Sich die Nächte um die Ohren schlagen, die Füsse wundtanzen zu wilder Livemusik: Nach dem Ersten Weltkrieg ist das ein dringendes Bedürfnis. Dafür kommt Jazz wie gerufen und lässt Europa die harten Kriegsjahre abschütteln. Auch in der Schweiz fegen die neuen Klänge die geltenden Etiketten weg, schreibt Sam Mumenthaler in «Hot! Jazz als frühe Popmusik».
Jazz ist Pop
Auch wenn die etablierte Gesellschaft vorerst die Nase rümpft: Jazz ist die Musik der Stunde, und da ist vieles mitgemeint. «Jazz ist ein Sammelbegriff. Dazu gehört alles, was nicht Ländler oder europäische Musikkultur ist», sagt Mumenthaler.
Am stärksten ist der Einfluss des Swing – afroamerikanische Tanzmusik, die im Ersten Weltkrieg mit den US-Truppen nach Europa schwappt. Die neuen Töne werden zur Jugendbewegung. Diese zelebriert die US-Kultur auch in Mode und Accessoires. Doch die Schweiz muss zu ihrem Glück ein wenig gezwungen werden.
Tanzorchester spielten den Alpen-Soundtrack
Der Jazz erobert die Schweiz über die touristischen Zentren in den Bergen. Dort wollen die Kurgäste zur neuen Tanzmusik feiern. Um die gut betuchte Klientel zufriedenzustellen, satteln die Musiker um.

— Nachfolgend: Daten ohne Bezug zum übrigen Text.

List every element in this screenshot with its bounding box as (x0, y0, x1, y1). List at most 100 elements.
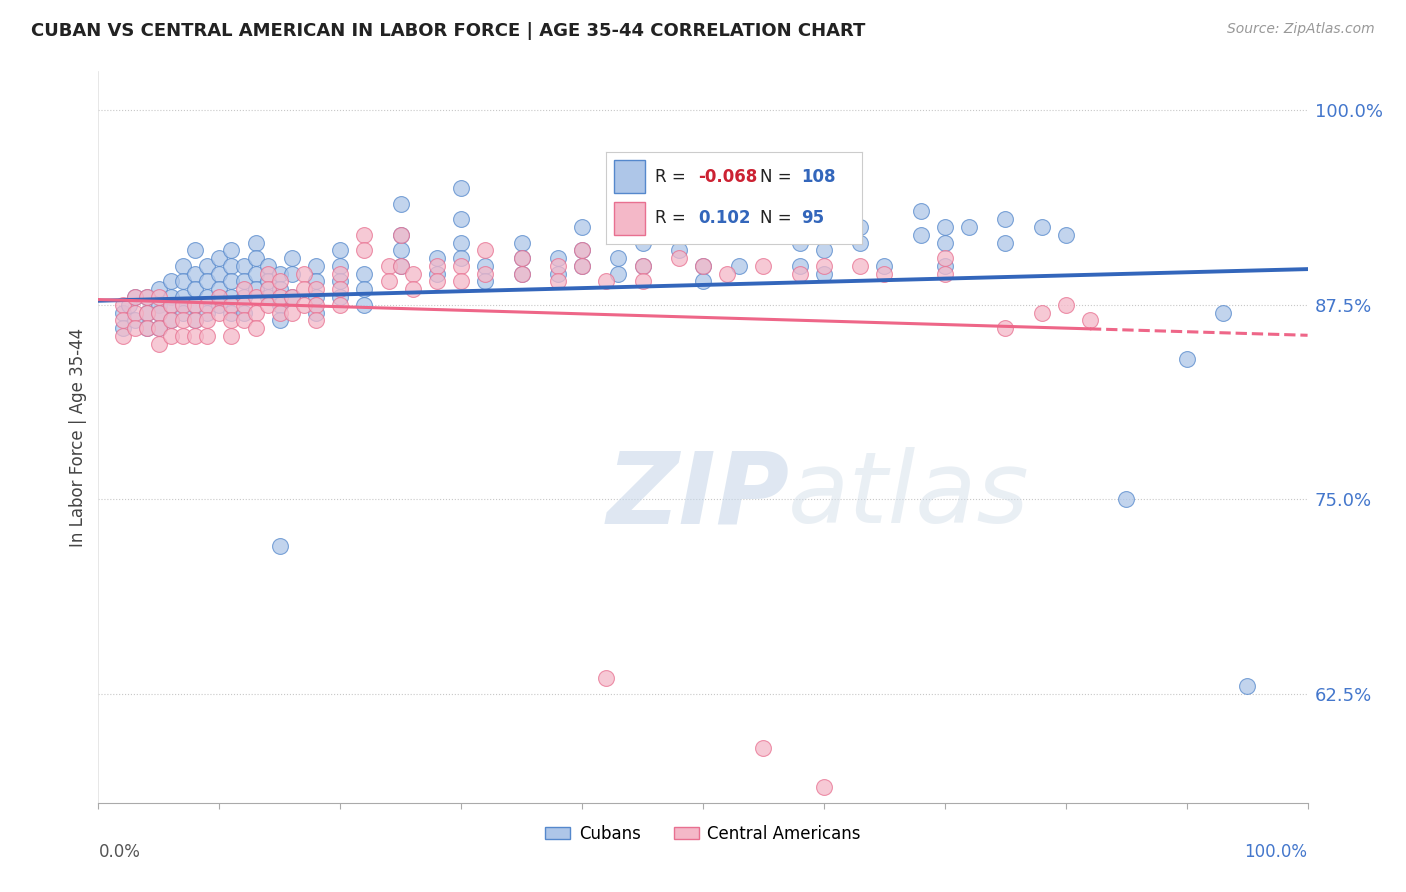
Point (160, 313, 183, 327)
Legend: Cubans, Central Americans: Cubans, Central Americans (538, 818, 868, 849)
Point (329, 275, 352, 289)
Point (269, 275, 291, 289)
Point (571, 259, 593, 273)
Point (245, 290, 267, 304)
Text: N =: N = (759, 210, 792, 227)
Point (111, 298, 134, 312)
Point (305, 305, 328, 319)
Point (389, 244, 412, 258)
Point (245, 305, 267, 319)
Point (245, 321, 267, 335)
Point (402, 282, 425, 296)
Point (329, 267, 352, 281)
Point (474, 244, 496, 258)
Point (256, 259, 278, 273)
Point (547, 251, 569, 265)
Point (292, 298, 315, 312)
Point (873, 259, 896, 273)
Point (849, 259, 872, 273)
Point (377, 275, 399, 289)
Point (111, 313, 134, 327)
Point (934, 219, 956, 234)
Point (221, 313, 243, 327)
Point (389, 227, 412, 242)
Point (195, 305, 218, 319)
Point (221, 329, 243, 343)
Point (111, 329, 134, 343)
Point (245, 251, 267, 265)
Point (571, 219, 593, 234)
Point (195, 329, 218, 343)
Point (305, 313, 328, 327)
Text: 108: 108 (801, 168, 835, 186)
Point (269, 298, 291, 312)
Point (269, 267, 291, 281)
Point (172, 298, 194, 312)
Point (160, 313, 183, 327)
Point (389, 259, 412, 273)
Point (184, 298, 207, 312)
Point (148, 321, 170, 335)
Point (195, 298, 218, 312)
Point (789, 267, 811, 281)
Point (813, 780, 835, 795)
Point (195, 259, 218, 273)
Point (172, 275, 194, 289)
Text: atlas: atlas (787, 447, 1029, 544)
Point (148, 290, 170, 304)
Point (292, 267, 315, 281)
Point (1078, 313, 1101, 327)
Point (450, 259, 472, 273)
Point (789, 235, 811, 250)
Point (957, 219, 980, 234)
Point (668, 251, 690, 265)
Point (547, 259, 569, 273)
Point (208, 290, 231, 304)
Point (510, 267, 533, 281)
Point (208, 251, 231, 265)
FancyBboxPatch shape (614, 160, 644, 194)
Point (716, 267, 738, 281)
Point (148, 305, 170, 319)
Point (329, 298, 352, 312)
Point (124, 290, 146, 304)
Point (221, 298, 243, 312)
Point (450, 181, 472, 195)
Point (1031, 305, 1053, 319)
Point (994, 235, 1017, 250)
Point (934, 251, 956, 265)
Point (813, 259, 835, 273)
Point (450, 275, 472, 289)
Point (1031, 219, 1053, 234)
Point (873, 267, 896, 281)
Point (208, 282, 231, 296)
Point (668, 244, 690, 258)
Point (148, 305, 170, 319)
Point (124, 321, 146, 335)
Point (426, 275, 449, 289)
Point (184, 329, 207, 343)
Point (752, 227, 775, 242)
Point (595, 275, 617, 289)
Point (184, 298, 207, 312)
Point (752, 741, 775, 756)
Point (353, 298, 375, 312)
Point (269, 305, 291, 319)
Point (221, 305, 243, 319)
Point (728, 259, 751, 273)
Point (329, 282, 352, 296)
Point (172, 290, 194, 304)
Point (172, 313, 194, 327)
Point (184, 282, 207, 296)
Point (135, 321, 157, 335)
Point (510, 251, 533, 265)
Point (184, 267, 207, 281)
Point (571, 259, 593, 273)
Point (692, 259, 714, 273)
Point (994, 212, 1017, 227)
Point (160, 298, 183, 312)
Point (148, 336, 170, 351)
Point (377, 259, 399, 273)
Point (329, 259, 352, 273)
Point (135, 305, 157, 319)
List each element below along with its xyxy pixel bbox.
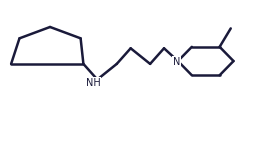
Text: N: N: [173, 57, 180, 67]
Text: NH: NH: [86, 78, 101, 88]
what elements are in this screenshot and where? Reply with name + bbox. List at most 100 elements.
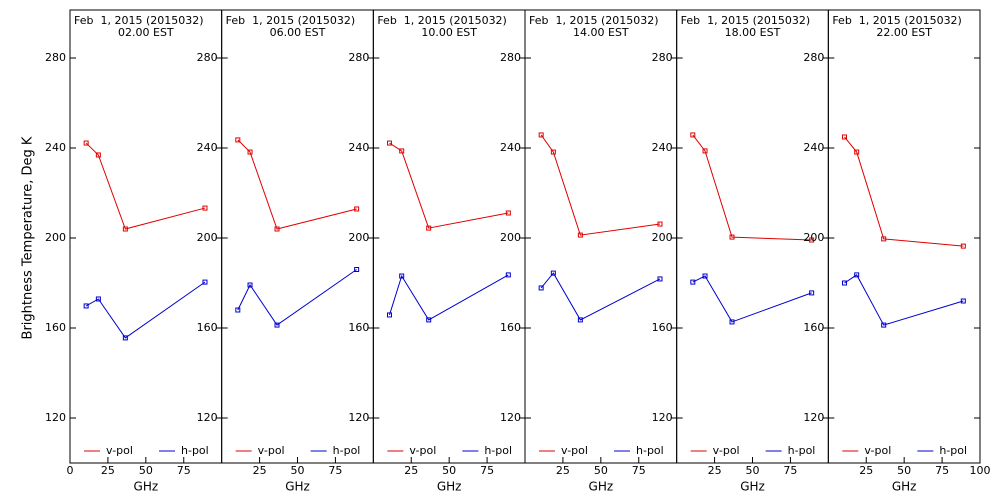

Die hohe Nachfrage bestimmt das Angebot: Es entsteht eine fruchtbare Szene von Schweizer Tanzorchestern. Mit ihrer Version von Jazz begeistern die Bands mehr und mehr Menschen.
Inwiefern handelt es sich um kulturelle Aneignung? Sam Mumenthaler betrachtet die Musik als Teil des Lebensgefühls. «Und ich denke, ein Lebensgefühl kann man nicht kopieren. Entweder man hat es, oder man hat es nicht.»
Den Soundtrack zum neuen Lebensgefühl gibt es in den 1920er-Jahren nur live. Damit lässt sich gutes Geld verdienen. Die Musiker – damals überwiegend männlich – arbeiten sehr hart. «Ein Engagement bedeutete acht bis zwölf Stunden Arbeit, sieben Tage die Woche – ohne Ferien», erklärt der Musikchronist.
In dieser Branche ist der Geschäftssinn Treiber: «Für die Gäste aufspielen, das war der alleinige Zweck jener Unterhaltungsorchester». Aber auch, wenn sie keine eigene Musik erfinden: Unterschätzen sollte man die Schweizer Tanzorchester nicht.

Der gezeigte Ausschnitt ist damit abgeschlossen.